The Ticket Granting Server requires a user’s TGT, and the service details that the user would like to gain access to. These Service Tickets used are for gaining access to services such as SMB/WinRM/etc. In most Kerberos pentesting tools, including Metasploit, the granted Service Tickets are called TGS.

Service Principal Name

A (SPN) is a forest unique string. It associates a service to a service logon account. The SPN is set on a user computer object via the AD Schema. Generally the SPN follows the format <service class>/<host><realm>:<port>/<service name>.
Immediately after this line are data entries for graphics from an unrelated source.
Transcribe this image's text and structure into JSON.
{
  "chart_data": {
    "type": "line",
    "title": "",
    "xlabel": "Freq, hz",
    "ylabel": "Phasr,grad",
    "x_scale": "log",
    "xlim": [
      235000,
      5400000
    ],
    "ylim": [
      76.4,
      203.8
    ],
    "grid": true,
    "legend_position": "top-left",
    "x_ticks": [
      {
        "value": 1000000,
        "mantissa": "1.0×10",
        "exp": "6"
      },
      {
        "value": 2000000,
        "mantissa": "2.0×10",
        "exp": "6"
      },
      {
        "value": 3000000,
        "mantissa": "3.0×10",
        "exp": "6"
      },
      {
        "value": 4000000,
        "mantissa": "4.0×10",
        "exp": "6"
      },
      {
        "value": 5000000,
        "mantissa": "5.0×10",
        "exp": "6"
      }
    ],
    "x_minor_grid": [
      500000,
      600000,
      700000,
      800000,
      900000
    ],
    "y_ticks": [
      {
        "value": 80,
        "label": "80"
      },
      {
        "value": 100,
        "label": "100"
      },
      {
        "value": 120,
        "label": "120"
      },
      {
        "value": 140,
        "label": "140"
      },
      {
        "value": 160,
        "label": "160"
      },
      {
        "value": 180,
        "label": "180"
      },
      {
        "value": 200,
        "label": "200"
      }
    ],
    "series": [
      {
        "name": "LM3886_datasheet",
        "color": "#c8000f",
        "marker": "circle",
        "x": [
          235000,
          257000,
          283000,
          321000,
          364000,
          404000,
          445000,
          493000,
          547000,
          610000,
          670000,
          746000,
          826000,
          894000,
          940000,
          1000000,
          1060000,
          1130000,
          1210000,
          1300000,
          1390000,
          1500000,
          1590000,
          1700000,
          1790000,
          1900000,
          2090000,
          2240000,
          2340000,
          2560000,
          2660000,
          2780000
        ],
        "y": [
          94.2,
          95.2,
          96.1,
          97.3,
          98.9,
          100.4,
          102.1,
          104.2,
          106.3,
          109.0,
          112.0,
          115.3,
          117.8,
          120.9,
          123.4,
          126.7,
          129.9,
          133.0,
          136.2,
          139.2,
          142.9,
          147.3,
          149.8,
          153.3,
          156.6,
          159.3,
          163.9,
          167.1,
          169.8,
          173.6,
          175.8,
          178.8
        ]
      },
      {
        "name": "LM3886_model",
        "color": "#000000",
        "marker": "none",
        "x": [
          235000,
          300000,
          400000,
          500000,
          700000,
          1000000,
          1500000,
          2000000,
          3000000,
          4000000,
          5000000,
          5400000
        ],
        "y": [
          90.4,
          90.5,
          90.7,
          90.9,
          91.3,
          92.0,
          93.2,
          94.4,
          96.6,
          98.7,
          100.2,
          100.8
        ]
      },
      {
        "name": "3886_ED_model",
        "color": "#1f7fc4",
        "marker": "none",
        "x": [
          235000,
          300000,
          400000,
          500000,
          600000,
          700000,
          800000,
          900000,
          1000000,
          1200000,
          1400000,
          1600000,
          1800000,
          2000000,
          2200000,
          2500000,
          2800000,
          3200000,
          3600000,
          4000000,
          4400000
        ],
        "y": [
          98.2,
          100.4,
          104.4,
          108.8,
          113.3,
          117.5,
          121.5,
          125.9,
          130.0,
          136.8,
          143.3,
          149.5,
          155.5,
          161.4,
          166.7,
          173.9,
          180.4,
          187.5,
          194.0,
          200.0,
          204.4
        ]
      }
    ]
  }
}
A service can have multiple SPNs. On a Window’s Domain Controller you can view the available SPNs with the setspn -q */* command.

Security identifiers

In the context of Microsoft’s Active Directory - Security identifiers (SID) are used to uniquely identify users, groups, and computer accounts. This knowledge is required when using the auxiliary/admin/kerberos/forge_ticket module.
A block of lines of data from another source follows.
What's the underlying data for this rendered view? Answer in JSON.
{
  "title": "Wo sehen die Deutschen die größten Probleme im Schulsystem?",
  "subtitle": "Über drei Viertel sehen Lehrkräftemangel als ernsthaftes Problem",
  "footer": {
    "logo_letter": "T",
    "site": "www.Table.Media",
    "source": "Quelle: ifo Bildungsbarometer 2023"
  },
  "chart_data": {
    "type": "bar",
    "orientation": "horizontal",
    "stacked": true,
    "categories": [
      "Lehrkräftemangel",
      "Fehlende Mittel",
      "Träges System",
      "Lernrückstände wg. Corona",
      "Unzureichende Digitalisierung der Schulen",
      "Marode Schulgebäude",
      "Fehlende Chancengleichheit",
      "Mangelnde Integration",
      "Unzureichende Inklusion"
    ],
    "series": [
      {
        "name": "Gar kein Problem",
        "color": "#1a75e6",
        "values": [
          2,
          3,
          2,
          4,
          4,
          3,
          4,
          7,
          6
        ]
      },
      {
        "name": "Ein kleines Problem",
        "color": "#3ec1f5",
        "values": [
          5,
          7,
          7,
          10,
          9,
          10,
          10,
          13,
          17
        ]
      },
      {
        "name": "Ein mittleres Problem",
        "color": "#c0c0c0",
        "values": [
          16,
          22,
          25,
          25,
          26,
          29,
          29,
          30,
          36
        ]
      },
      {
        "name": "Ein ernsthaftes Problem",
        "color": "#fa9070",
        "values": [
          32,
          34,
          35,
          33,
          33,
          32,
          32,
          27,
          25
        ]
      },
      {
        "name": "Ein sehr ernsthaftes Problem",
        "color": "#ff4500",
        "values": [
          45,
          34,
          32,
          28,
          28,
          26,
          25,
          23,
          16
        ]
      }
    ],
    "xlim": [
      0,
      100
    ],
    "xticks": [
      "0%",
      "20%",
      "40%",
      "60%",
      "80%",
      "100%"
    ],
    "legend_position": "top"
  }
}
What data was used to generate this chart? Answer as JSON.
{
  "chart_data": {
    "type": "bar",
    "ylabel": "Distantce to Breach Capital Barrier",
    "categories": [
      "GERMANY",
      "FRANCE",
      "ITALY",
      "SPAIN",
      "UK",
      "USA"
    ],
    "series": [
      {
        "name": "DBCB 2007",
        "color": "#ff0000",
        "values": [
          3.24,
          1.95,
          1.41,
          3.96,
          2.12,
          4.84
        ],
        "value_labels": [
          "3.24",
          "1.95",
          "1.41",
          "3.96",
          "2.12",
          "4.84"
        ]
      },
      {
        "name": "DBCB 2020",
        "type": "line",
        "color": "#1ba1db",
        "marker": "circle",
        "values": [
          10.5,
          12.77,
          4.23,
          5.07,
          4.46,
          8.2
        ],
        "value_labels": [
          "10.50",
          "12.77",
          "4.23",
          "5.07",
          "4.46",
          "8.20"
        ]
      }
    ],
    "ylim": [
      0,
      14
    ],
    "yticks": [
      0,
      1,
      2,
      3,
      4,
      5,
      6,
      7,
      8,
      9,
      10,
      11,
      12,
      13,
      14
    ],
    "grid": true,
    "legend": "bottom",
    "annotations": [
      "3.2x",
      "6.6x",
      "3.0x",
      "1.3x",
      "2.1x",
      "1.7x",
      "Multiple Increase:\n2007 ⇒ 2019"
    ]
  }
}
An example of a SID is S-1-5-21-1266190811-2419310613-1856291569-500, which can be described as:

S-1-5-21        1266190811-2419310613-1856291569    500
^ SID prefix    ^ Domain Identifier                 ^ Relative ID - the Administrator account

You can view SIDs on a domain controller with:

C:\Users\Administrator>wmic useraccount get name, sid
Name                 SID
Administrator        S-1-5-21-1266190811-2419310613-1856291569-500
Guest                S-1-5-21-1266190811-2419310613-1856291569-501
krbtgt               S-1-5-21-1266190811-2419310613-1856291569-502
DefaultAccount       S-1-5-21-1266190811-2419310613-1856291569-503

Authentication example

Below is an example authentication workflow in Kerberos for authenticating to an SMB service running on Windows:

  • Step 1. Request TGT
    • AS_REQ
      • Generate Kerberos Encryption key from user credentials
    • AS_REP
      • Returned after verifying the encrypted timestamp
      • The client stores later usage to request future service tickets
  • Step 2. Request Service Ticket
    • TGS_REQ
      • Use the TGT from Step 1
      • Specify the required SPN (Service principal name), i.e. cifs/host.realm.local
    • TGS_REP
      • Receive new TGS which can be used with a service
  • Step 3. Interact with service
    • AP_REQ
      • Send the service ticket
    • AP_REP
      • Success/Failure information
    participant msf as metasploit
    participant kdc as Kerberos
    participant smb as smb

    Note over msf,kdc: 1) Request Ticket Granting Ticket - TGT
    msf->>kdc: AS_REQ<br >encKey = EncKeyFor(user, pass, realm)<br >sname = krbtgt/realm
    kdc->>msf: AS_REP<br >TGT

    Note over msf,kdc: 2) Request Service Ticket - TGS
    msf->>kdc: TGS_REQ<br>Ticket<br>spn=cifs/host.domain.local
    kdc->>msf: TGS_REP<br>TGS

    Note over msf,kdc: 3) Request Service Access
    msf->>smb: AP_REQ<br>Service Ticket
    smb->>msf: AP_REP

Common Kerberos workflows

  • User enumeration / bruteforcing - the auxiliary/scanner/kerberos/kerberos_login module can be used to enumerate user accounts or bruteforce credentials
  • AS-REP Roasting - Some Kerberos accounts may be configured with a Do not require Kerberos preauthentication flag. For these accounts a Kerberos TGT will be returned by the KDC without needing to authenticate. These TGTs can be bruteforced to learn the original user’s credentials. The auxiliary/scanner/kerberos/kerberos_login module implements this workflow.
  • Forging Tickets - After compromising a KDC or service account it is possible to forge tickets for persistence. The auxiliary/admin/kerberos/forge_ticket module can forge both Golden and Silver tickets.
  • Inspecting Tickets - Kerberos tickets can be inspected with the auxiliary/admin/kerberos/inspect_ticket module. If the encryption key is known, the decrypted contents can be displayed.
  • Service authentication - Using Kerberos to authenticate via services such as WinRM/Microsoft SQL Server/SMB/LDAP/etc
  • Kerberoasting - Finding services in Active Directory that are associated with normal user accounts which may have brute forcible encryption keys that lead to Active Directory credentials.